The U.S. Securities and Exchange Commission on Monday charged a Wells Fargo unit and Rhode Island Economic Development Corp with civil fraud stemming from a bond offering for 38 Studios, a now-bankrupt video game company.
Wells Fargo Securities and the economic development agency defrauded investors in order to finance the video game startup founded by former Boston Red Sox pitcher Curt Schilling, the SEC said. The company was named after Schilling’s Major League jersey number.
The SEC‘s charge arose from a $75 million bond offering in 2010 that was part of a Rhode Island program intended to spur economic development and create jobs, the SEC said.
Wells Fargo disputes the SEC‘s allegations and will respond to them in court, a spokesman said.
A spokeswoman for the Rhode Island Economic Development Corp, now called the Rhode Island Commerce Corp, declined to immediately comment.
The Rhode Island agency did not tell investors that 38 Studios faced a funding shortfall to produce a particular video game, which it would be unable to develop without additional funding sources, the SEC said.
The state agency loaned $50 million in bond proceeds to 38 Studios, which needed an additional $25 million in funding to produce the game.

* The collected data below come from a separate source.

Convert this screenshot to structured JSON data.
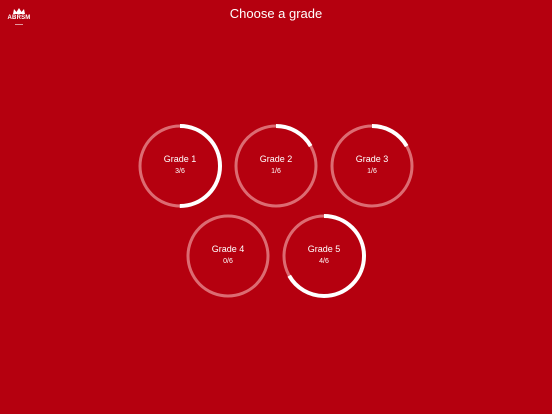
{
  "brand": {
    "name": "ABRSM"
  },
  "header": {
    "title": "Choose a grade"
  },
  "colors": {
    "background": "#b5000f",
    "ring_track": "#dc6b72",
    "ring_progress": "#ffffff"
  },
  "grades": [
    {
      "label": "Grade 1",
      "progress_text": "3/6",
      "completed": 3,
      "total": 6
    },
    {
      "label": "Grade 2",
      "progress_text": "1/6",
      "completed": 1,
      "total": 6
    },
    {
      "label": "Grade 3",
      "progress_text": "1/6",
      "completed": 1,
      "total": 6
    },
    {
      "label": "Grade 4",
      "progress_text": "0/6",
      "completed": 0,
      "total": 6
    },
    {
      "label": "Grade 5",
      "progress_text": "4/6",
      "completed": 4,
      "total": 6
    }
  ]
}
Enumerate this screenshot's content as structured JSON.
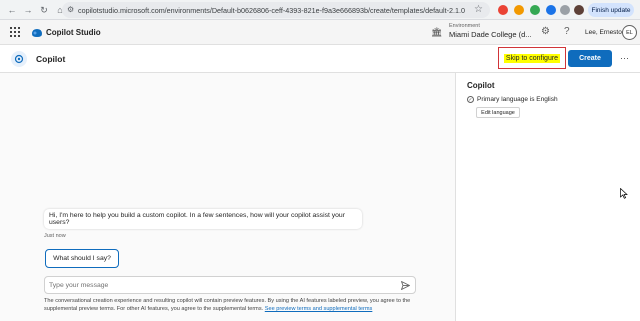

The studio was unable to get additional financing and defaulted on the loan without producing the video game, the SEC said.
The video game was supposed to go on sale in 2011.
Wells Fargo’s lead banker in the offering, Peter Cannava, was also charged in the SEC case.
Wells and Cannava misled investors by not telling them that Wells Fargo Securities had a side deal with 38 Studios, through which it received nearly double the amount of compensation it had disclosed to investors in offering documents, the SEC said.
“We think all of the allegations lack merit and look forward to our day in court,” said Brian Kelly, Cannava’s Boston-based lawyer.
Two former Rhode Island Economic Development Corp executives, Keith Stokes and James Saul, settled the SEC‘s charges of abetting the fraud, the SEC said. Neither Stokes nor Saul admitted nor denied the allegations, the SEC said. Each will pay a $25,000 penalty and are prohibited from taking part in any future municipal securities offerings, the SEC said. Their lawyers could not be immediately reached for comment.
When it went under in 2012, 38 Studios said it owed more than $150 million and had less than $22 million in assets. Schilling said the company personally cost him $50 million.